Our visit to Scotland was primarily for research, so in this entry we re-focus on the actual work.
Collecting public surveys is not an easy task. It takes a lot of initiative, a bit of “chutzpa” (a slightly unsatisfying Merriam-Webster definition is “supreme self-confidence: NERVE, GALL”), patience and determination. And more important than anything else, one needs research assistants that have all of these characteristics when the primary researcher has naught. Take note of this and be sure to include funding for research assistants – preferably based locally – when writing a research grant for survey-based research. Accordingly, this research trip was successful primarily due to the extraordinary work of Rachel (from the Cairngorms) and Roy (from just about everywhere else), who hit the ground running and who reached our lower goal of 200 completed surveys within 2.5 days. Being from the area, Rachel’s added advantage was that she knows the local social and ecological terrain. Jan was also particularly adept at this type of research.
Often people don’t like to be bothered (certainly not for 15-20 minutes) by filling out surveys. We overheard some respondents complaining that it was like going back to school. People are on vacation. People are busy at work. We offer some tips we’ve learned for successful survey collection:
- Target people who are “loitering” and look like they want something to do. On a rainy day, we went to an indoor play-park where Roy got a dozen parents to fill out surveys, while their kids jumped on the play castle and played games. Also on a rainy day, Roy went through a campground, where campers’ plans for outdoor activities were delayed. Many other respondents were caught waiting for buses or sitting in the park. Despite my premonitions, some people were happy to do the surveys.
- Leave surveys with store owners to be filled out during the “dead periods” of their business day. Pick them up the next day. Rachel and Roy got dozens of completed surveys this way.
- Ask enthusiastic locals to “spread the word” by having their friends fill them out as well. A wonderful and talkative bookstore owner was a great advocate for our research goals. (But beware of generating responses from clusters of like-minded individuals.)
- Special effort will have to be made to get specific groups. For instance, we did not have access to farmers and foresters – two very important stakeholder groups. So I hired another research assistant who had access to these groups, and she will be supplementing our surveys with additional surveys from farmers.
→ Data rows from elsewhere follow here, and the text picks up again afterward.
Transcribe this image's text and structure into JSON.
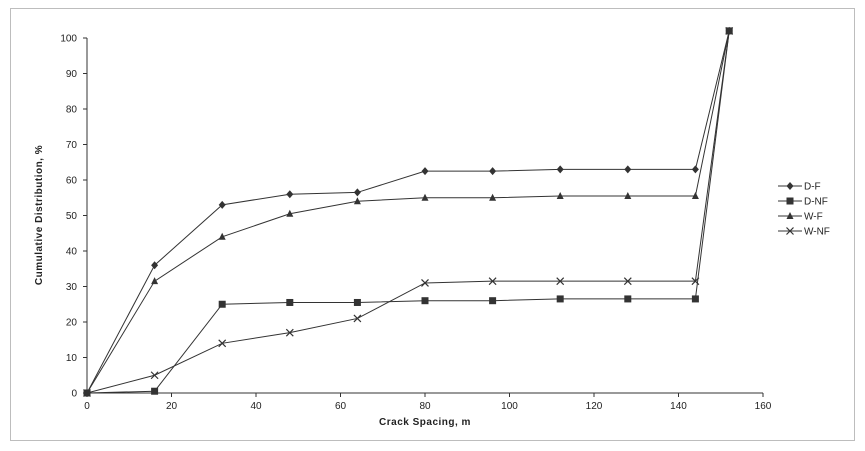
{
  "chart_data": {
    "type": "line",
    "title": "",
    "xlabel": "Crack Spacing, m",
    "ylabel": "Cumulative Distribution, %",
    "xlim": [
      0,
      160
    ],
    "ylim": [
      0,
      100
    ],
    "xticks": [
      0,
      20,
      40,
      60,
      80,
      100,
      120,
      140,
      160
    ],
    "yticks": [
      0,
      10,
      20,
      30,
      40,
      50,
      60,
      70,
      80,
      90,
      100
    ],
    "grid": false,
    "legend_position": "right",
    "series": [
      {
        "name": "D-F",
        "marker": "diamond",
        "color": "#333333",
        "x": [
          0,
          16,
          32,
          48,
          64,
          80,
          96,
          112,
          128,
          144,
          152
        ],
        "y": [
          0,
          36,
          53,
          56,
          56.5,
          62.5,
          62.5,
          63,
          63,
          63,
          102
        ]
      },
      {
        "name": "D-NF",
        "marker": "square",
        "color": "#333333",
        "x": [
          0,
          16,
          32,
          48,
          64,
          80,
          96,
          112,
          128,
          144,
          152
        ],
        "y": [
          0,
          0.5,
          25,
          25.5,
          25.5,
          26,
          26,
          26.5,
          26.5,
          26.5,
          102
        ]
      },
      {
        "name": "W-F",
        "marker": "triangle",
        "color": "#333333",
        "x": [
          0,
          16,
          32,
          48,
          64,
          80,
          96,
          112,
          128,
          144,
          152
        ],
        "y": [
          0,
          31.5,
          44,
          50.5,
          54,
          55,
          55,
          55.5,
          55.5,
          55.5,
          102
        ]
      },
      {
        "name": "W-NF",
        "marker": "x",
        "color": "#333333",
        "x": [
          0,
          16,
          32,
          48,
          64,
          80,
          96,
          112,
          128,
          144,
          152
        ],
        "y": [
          0,
          5,
          14,
          17,
          21,
          31,
          31.5,
          31.5,
          31.5,
          31.5,
          102
        ]
      }
    ]
  }
}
- Hire research assistants who are adept at doing what you yourself cannot do… Did I already say that?
The other means of data collection
While I didn’t formally organize interviews ahead of time as I have done in my parallel research in Israel, some of the best bits of knowledge were gathered through conversations with various stakeholders. Considering that I prefer this type of social contact – all the more reason to include it! Some people have a surprisingly good grasp of our research intent, and have equally good and challenging questions.
Ann of Balliefurth farm asked us during dinner an important and insightful question: How do we “weight” the opinion of particular respondents in the survey results when it is clear that some respondents have years of accumulated knowledge on the subject and some have almost no idea what we are talking about. We don’t weight our answers, and her concerns are well founded. Indeed some survey respondents obviously have far greater depth of knowledge regarding particular subjects, yet in a survey, their responses are simply added to the pile. Their accumulated knowledge is given no more weight than, for example, a tourist unfamiliar with local environment or a store owner whose concerns and knowledge lie elsewhere. However, some of these characteristics (years of education, length of time living in the Cairngorms, occupation) may turn out to be important independent variables once we get the data analyzed…
A particularly precocious high-school student working in a boat rental shop had many comments for me when I came to pick up her completed survey. “You know, this is a good way to get people thinking about the environment,” she noted. With a half-smile, I concurred with her. She was on to me: my understanding of ecosystem services is indeed that, aside from being a scientific concept, it is a tool for teaching the public about the importance of protecting the natural environment. By extension, this research is not only for learning, but also for teaching. A bit of advocacy science, which is acceptable so long as I’m explicit about it!
Many survey respondents wanted to know what the research was for, who was funding it, why were we coming from Israel to research in Scotland, and what were the policy implications of our research. Continuing the conversation with them was always rewarding insofar as we could gain further insights into people’s concerns, interests and opinions.